Dalam studi longitudinal lainnya, bullying meningkat selama masa sekolah
menengah pertama dan menurun pada masa sekolah menengah atas (Pellegrini &
Long, 2011). Dalam studi ini, sasaran bullying
adalah anak lelaki. Murid yang menjadi korban bullying dapat merasa tersiksa, baik dalam jangka pendek maupun
jangka panjang (Limber, 1997). Efek bullying
di masa remaja awal dapat bertahan hingga dewasa.
3.
Pembangkangan atau Permusuhan terhadap guru.
Edmund Emmer dan
rekannya (Emmer,
Evertson, & Worsham, 2003) mendiskusikan strategi untuk menghadapi murid
yang membangkang atau memusuhi Anda. Jika murid dibiarkan berlaku seperti itu,
kemungkinan kelakuannya akan berlanjut dan menyebar. Jika mungkin, tanganilah
perilaku murid itu secara individual. Jika pembangkangannya tidak ekstrim dan
terjadi dalam satu pelajaran, cobalah katakan bahwa Anda akan membahasnya nanti
agar tidak terjadi perdebatan. Lalu, temui murid pada waktu yang tepat dan
jelaskan konsekuensi dari tindakan pembangkangan itu. Dalam kasus yang ekstrim
dan jarang, murid mungkin tidak mau bersikap kooperatif sama sekali. Maka Anda
harus minta bantuan.
Program
Berbasis Kelas dan Sekolah
Program untuk
mengatasi perilaku bermasalah menggunkan pendekatan pengayaan kompetensi sosial
dan resolusi konflik (Coie & Dodge, 1998).

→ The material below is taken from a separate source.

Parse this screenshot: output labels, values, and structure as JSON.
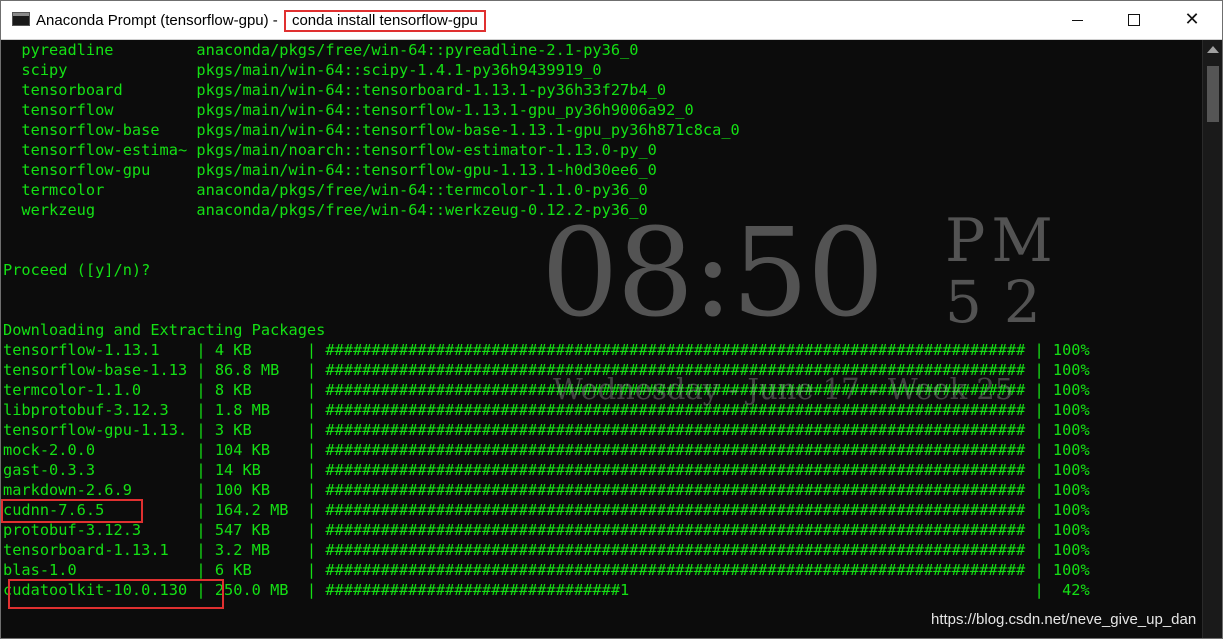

1. Program pengayaan kompetensi sosial
Beberapa pakar
pendidikan berpendapat bahwa perencanaan sekolah yang terkoordinasi. kurikulum,
pengajaran bermutu tinggi, dan lingkungan sekolah yang suportif adalah hal-hal
yang dibutuhkan untuk menangani murid yang bermasalah dalam perilakunya
(Weissberg & Greenberg, 1998). Tipe program ini dimaksudkan untuk
meningkatkan kompetensi sosial murid dengan meningkatkan keterampilan dalam
menghadapi hidup dan mengembangkan keahlian sosioemosional.
Periset telah
menemukan bahwa program yang hanya berbasis informasi dan pengetahuan hanya
akan memberi efek minimal pada perbaikan perilaku murid (Kirby, 1992).
Sebaliknya, program yang mengajarkan kompetensi sosial dan personal yang luas
terbukti bisa mengurangi perilaku yang bermasalah dan bahkan memperbaikinya (Greenberg,
1996; Weissberg, dkk., 1981). Program kompetensi itu mencakup kontrol diri,
manajemen stres, pemecahan masalah, pembuatan keputusan, komunikasi, resistensi
teman sebaya, dan asertivitas.
2. Proyek peningkatan kesadaran sosial-pemecahan
problem sosial.
Program ini
didesain untuk anak SD (Elias, dkk., 1991). Selama fase instruksional, guru
menggunakan pelajaran tertulis untuk memperkenalkan aktivitas kelas. Pelajaran
itu diberikan dalam format :
a)
Berbagi kisah kesuksesan personal,
situasi problem, dan perasaan yang ingin dibagi murid kepada guru dan
teman-temannya.
b)
Ulasan ringkas tentang keahlian kognitif,
emosional, atau behavioral yang akan diajarkan selama sesi pelajaran.
c)
Presentasi tulisan dan video situasi yang
membutuhkan aplikasi keahlian.
d)
Mendiskusikan situasi dan cara
menggunakan keahlian baru.
e)
Role-playing yang mendorong pelatihan
keahlian behavioral.
f)
Ringkasan dan ulasan.
Guru juga mengintegrasikan
aktivitas penyadaran sosial dan pemecahan masalah ke dalam aktivitas kelas dan
instruksi harian. Evaluasi menunjukkan bahwa program ini mampu membantu murid
mengatasi situasi problem sehari-hari dan menguragi tindak kekerasan (Elias
dkk., 1986).
3. Program kompetensi sosial untuk remaja muda
Menurut Weissberg
& Caplan (1994), program untuk anak SMP/SMA ini memberikan instruksi
berbasis kelas dan membangun dukungan environmental yang didesain untuk:
a) Mempromosikan kompetensi sosial dengan meningkatkan
kontrol diri, pengelolaan stres, melibatkan dalam tanggung jawab pembuatan
keputusan, pemecahan problem sosial, dan meningkatkan keahlian komunikasi.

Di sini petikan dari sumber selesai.